Demas Kipprono pointed out the fact that at the moment, WhatsApp collects 15 metadata and shares it with Facebook servers. It is a well known fact that WhatsApp is part of the Facebook family and partners with banks and other third party services to offer user services on their app. The take-it-or-leave-it nature of the business shows the power dynamic that we as individuals face against the platform. In most developed countries like Germany, special laws have been passed in accordance with the use of WhatsApp; unfortunately, in Africa where most countries don’t have any form of Data Protection laws, the situation is different.  A good example is Kenya where we are still at the initial stages of setting up the Office of the Data Protection Commissioner. 

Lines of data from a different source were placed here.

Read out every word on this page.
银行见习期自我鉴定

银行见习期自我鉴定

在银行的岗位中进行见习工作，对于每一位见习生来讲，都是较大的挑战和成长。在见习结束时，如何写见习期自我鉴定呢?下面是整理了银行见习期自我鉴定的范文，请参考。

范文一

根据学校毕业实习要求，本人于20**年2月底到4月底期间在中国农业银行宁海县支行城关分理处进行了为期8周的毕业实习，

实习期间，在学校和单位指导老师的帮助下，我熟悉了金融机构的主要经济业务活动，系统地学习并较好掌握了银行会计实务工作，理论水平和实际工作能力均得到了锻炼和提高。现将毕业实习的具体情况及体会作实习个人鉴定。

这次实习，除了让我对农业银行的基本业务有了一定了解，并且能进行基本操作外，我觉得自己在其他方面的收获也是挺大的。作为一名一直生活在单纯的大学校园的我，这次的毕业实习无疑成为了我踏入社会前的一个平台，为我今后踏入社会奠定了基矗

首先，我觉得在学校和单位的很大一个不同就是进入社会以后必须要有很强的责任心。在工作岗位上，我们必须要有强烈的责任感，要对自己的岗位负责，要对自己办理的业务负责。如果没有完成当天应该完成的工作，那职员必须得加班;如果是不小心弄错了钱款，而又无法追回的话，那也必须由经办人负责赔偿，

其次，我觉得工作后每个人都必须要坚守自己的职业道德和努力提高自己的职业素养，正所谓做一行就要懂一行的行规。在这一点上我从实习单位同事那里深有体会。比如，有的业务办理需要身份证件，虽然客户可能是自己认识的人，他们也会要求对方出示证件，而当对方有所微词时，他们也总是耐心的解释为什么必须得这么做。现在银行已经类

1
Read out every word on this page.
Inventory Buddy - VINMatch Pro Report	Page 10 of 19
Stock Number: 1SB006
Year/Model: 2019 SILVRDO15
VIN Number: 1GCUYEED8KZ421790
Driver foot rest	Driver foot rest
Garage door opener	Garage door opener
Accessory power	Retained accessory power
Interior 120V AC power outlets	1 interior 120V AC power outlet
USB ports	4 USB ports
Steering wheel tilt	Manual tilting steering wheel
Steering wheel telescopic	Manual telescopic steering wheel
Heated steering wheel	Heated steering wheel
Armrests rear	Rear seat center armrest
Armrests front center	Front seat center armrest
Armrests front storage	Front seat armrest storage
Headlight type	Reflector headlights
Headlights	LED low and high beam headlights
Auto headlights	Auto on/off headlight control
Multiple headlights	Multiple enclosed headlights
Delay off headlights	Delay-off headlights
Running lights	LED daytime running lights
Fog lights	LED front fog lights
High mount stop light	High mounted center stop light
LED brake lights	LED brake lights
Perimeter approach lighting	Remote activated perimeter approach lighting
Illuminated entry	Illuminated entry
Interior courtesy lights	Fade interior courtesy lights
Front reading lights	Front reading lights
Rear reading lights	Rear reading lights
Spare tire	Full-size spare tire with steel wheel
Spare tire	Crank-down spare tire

Demas alluded to the fact that with the data collected, the big tech can manipulate how one thinks. Since Facebook not only controls WhatsApp but also Instagram and Facebook messenger, they have the capacity to influence how their user thinks and even going as far as polarising an individual, a reality that is made easier by the fact that they have a focused profile on users.

The take or leave option that WhatsApp is currently dishing out to users shows digital coercion, as they are forcing people to accept terms and conditions for a platform that they know the vast majority of the population uses to engage with business, loved ones and, even to some extent, the government. In countries low and middle income countries such as India and others in Africa, WhatsApp is not only used to keep in touch with loved ones,  but also to engage with political representatives or in political dialogue. Such countries have little infrastructure available to the public in terms of other platforms of communication, hence when WhatsApp threatens to kick anyone out who declines to consent to their new terms and conditions, this makes it a public policy issue.

What roles do different organisations play in this conversation?

Role of CSOs 

CSOs can:

  1. Engage  the office of the DPC to speak to the latent violations that will come up with the affecting of the new regulations i.e withdrawal of consent.
  2.  To continue the fight of educating the public on the importance of  individual data, the power that is in the data and how to protect one’s data.
  3. Have conversations with the government on ways in which as a country we can ensure that the data of individuals are not susceptible to any breach or violations.

Role of Government officials 

Government officials do have a major role where this conversation is concerned:

  1. Put up, pass or update data protection laws and find ways in which these laws can be used to counter these regulations like the new whatsapp terms among others and in a larger sense the big tech companies as a whole. 
  2. Strategic mitigations, suing the companies involved.
  3. Pushing for the Office of the Data Protection Commissioner  to engage with Facebook on these issues.

Where do we go from here?

We need to:

  1. Build literacy on digital rights and data protection: this will aid in ensuring that people do understand the WhatsApp terms and conditions and their impact on privacy and data to an individual. This will of course lessen the laxity that most of us have on this issue.
  2. Push for a  privacy culture  among Kenyans.
  3. Spread awareness on other alternative platforms that people can migrate to instead of using WhatsApp.